A Coalizão da Cidade de Nova York Contra a Fome afirma que o número de pessoas nas filas em locais e abrigos que distribuem comida gratuita aumentou em 20% neste ano.
Vários armazéns do chamado Food Bank, uma rede que distribui doações de alimentos em Nova York, também estão tendo dificuldade para suprir a demanda.
A ONG responsabiliza o aumento da pobreza e os cortes do governo em programas de alimentação no país pela situação.
Sem peru
“A pesquisa deste ano sobre os armazéns e pontos de distribuição de sopa mostra que mais famílias de trabalhadores, crianças e idosos estão sendo obrigados a buscar ajuda alimentar de emergência”, afirmou o diretor executivo da coalizão, Joel Berg.
“Como a fome continuou a aumentar na cidade, mesmo quando a economia estava mais forte, no ano passado, é fácil entender porque agora, com a economia enfraquecendo, as filas nas dispensas e cozinhas públicas estão ficando ainda piores.”
Alguns distribuidores disseram que não poderiam entregar porções de peru, o tradicional prato do Dia de Ação de Graças nos Estados Unidos, nesta quinta-feira, porque a ajuda do governo federal foi cortada em três quartos.
O Food Bank, que distribui comida para cerca de mil armazéns, afirma que suas prateleiras estão pela metade, em comparação com os níveis normais.
De acordo com a pesquisa, 59% dos programas de alimentação em Nova York, em comparação com 48%, no ano passado, disseram não ter recursos suficientes para suprir a demanda.
O Departamento de Agricultura americano afirma que 12,6 milhões de famílias em todo o país, ou mais de 30 milhões de pessoas – 10% da população – não teve comida suficiente em casa em algum momento em 2006.
22/11/2007

novembro 5, 2007

Fw: Este é um dos custos de sermos alternativa para o mundo – Etanol e Trabalhador na cana de açucar.

“Um aleijado em seu tanque”
Recebi este email hoje, e tive de dar um tempo nas minhas férias em Aspen.
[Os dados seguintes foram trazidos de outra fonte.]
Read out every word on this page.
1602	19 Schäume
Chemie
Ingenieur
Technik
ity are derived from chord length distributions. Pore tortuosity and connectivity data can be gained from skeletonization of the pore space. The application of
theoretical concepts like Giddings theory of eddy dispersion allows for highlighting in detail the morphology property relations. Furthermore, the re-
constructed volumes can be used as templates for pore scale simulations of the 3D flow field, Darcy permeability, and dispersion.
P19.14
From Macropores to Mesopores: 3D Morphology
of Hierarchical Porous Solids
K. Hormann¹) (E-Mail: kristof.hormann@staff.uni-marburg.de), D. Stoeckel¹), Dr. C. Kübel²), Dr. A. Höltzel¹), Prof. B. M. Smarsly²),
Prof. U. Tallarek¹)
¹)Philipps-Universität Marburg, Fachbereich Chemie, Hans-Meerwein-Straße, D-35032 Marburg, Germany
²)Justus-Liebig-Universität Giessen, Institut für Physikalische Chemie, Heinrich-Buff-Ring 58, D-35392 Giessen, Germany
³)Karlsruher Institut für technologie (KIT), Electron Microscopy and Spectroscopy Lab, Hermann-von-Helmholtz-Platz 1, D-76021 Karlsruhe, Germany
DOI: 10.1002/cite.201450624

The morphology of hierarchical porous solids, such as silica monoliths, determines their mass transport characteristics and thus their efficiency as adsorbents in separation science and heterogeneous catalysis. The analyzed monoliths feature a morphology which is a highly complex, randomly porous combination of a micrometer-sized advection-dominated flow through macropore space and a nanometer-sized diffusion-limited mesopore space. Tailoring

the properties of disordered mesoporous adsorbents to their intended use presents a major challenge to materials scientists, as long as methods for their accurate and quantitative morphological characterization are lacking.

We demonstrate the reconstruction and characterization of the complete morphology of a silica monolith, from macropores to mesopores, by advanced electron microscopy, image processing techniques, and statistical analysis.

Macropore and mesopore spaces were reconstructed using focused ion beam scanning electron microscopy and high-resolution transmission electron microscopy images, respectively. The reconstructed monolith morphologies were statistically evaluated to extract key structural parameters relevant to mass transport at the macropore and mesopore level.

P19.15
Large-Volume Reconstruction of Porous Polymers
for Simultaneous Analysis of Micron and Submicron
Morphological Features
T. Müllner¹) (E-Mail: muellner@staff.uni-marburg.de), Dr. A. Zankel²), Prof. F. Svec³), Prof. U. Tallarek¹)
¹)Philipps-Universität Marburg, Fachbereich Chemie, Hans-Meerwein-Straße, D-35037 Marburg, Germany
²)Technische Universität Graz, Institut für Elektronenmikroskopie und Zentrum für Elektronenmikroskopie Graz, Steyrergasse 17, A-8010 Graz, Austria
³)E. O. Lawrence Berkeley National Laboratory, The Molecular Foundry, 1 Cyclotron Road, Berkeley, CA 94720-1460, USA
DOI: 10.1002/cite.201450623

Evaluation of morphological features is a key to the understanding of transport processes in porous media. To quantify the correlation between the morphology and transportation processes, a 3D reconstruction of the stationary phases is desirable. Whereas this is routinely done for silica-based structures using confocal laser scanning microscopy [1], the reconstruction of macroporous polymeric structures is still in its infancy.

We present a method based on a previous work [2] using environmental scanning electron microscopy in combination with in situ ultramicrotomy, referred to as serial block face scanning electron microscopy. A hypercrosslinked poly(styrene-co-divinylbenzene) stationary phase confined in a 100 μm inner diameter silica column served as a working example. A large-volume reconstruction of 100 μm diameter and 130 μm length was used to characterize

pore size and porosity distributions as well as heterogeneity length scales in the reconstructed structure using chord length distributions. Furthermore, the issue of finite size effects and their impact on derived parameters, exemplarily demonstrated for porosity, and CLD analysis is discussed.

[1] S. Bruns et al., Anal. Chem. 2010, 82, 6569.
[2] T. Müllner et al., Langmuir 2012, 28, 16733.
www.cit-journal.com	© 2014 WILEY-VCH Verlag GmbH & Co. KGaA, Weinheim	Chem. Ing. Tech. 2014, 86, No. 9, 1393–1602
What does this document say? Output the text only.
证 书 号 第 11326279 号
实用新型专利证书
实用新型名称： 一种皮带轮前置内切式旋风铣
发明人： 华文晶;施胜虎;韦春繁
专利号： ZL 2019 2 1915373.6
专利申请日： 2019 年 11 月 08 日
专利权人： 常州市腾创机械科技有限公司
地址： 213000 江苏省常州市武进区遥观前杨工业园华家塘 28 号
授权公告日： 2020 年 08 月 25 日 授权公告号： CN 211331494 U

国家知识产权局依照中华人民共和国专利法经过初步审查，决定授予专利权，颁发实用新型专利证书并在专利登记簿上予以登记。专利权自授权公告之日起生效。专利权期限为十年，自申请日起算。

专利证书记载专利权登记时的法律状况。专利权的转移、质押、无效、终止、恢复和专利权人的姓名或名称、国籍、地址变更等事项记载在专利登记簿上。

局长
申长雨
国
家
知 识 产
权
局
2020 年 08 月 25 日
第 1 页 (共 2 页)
Quem sabe agora vocês percebam de uma vez que todo progresso tem seu custo. Não sei se posso escrever o nome da autora, então só deixei as iniciais. Passem adiante e deixem o carro em casa.
Este é um dos custos de sermos alternativa para o mundo
Por C. da C – S.E.R. Cosmopolis
30 de outubro de 2007
Aloisio Cardoso da Silva, 43 anos migrante de Juazeiro do Norte-CE
O açúcar e o álcool tem este custo e o controle de qualidade não registra a quantidade de sangue que foi derramado quando o dedo do meio deste trabalhador caiu, ele pediu para que fosse levado ao hospital mais próximo, mas a ordem do empreiteiro foi que ele não fizesse corpo mole e aguentasse ate a cidade de Capivari.
Isto ocorreu no dia 02/10/07, o trabalhador recebeu os 15 dias da empresa e agora não tem como se garantir até começar a receber do INSS aqui no estado de São Paulo. Ele paga R$220,00 de pensão por mês e não sabe como vai voltar para sua cidade de origem.
E toda cana que cortou foi para a Usina São Francisco? Onde esta o Grupo Cosan?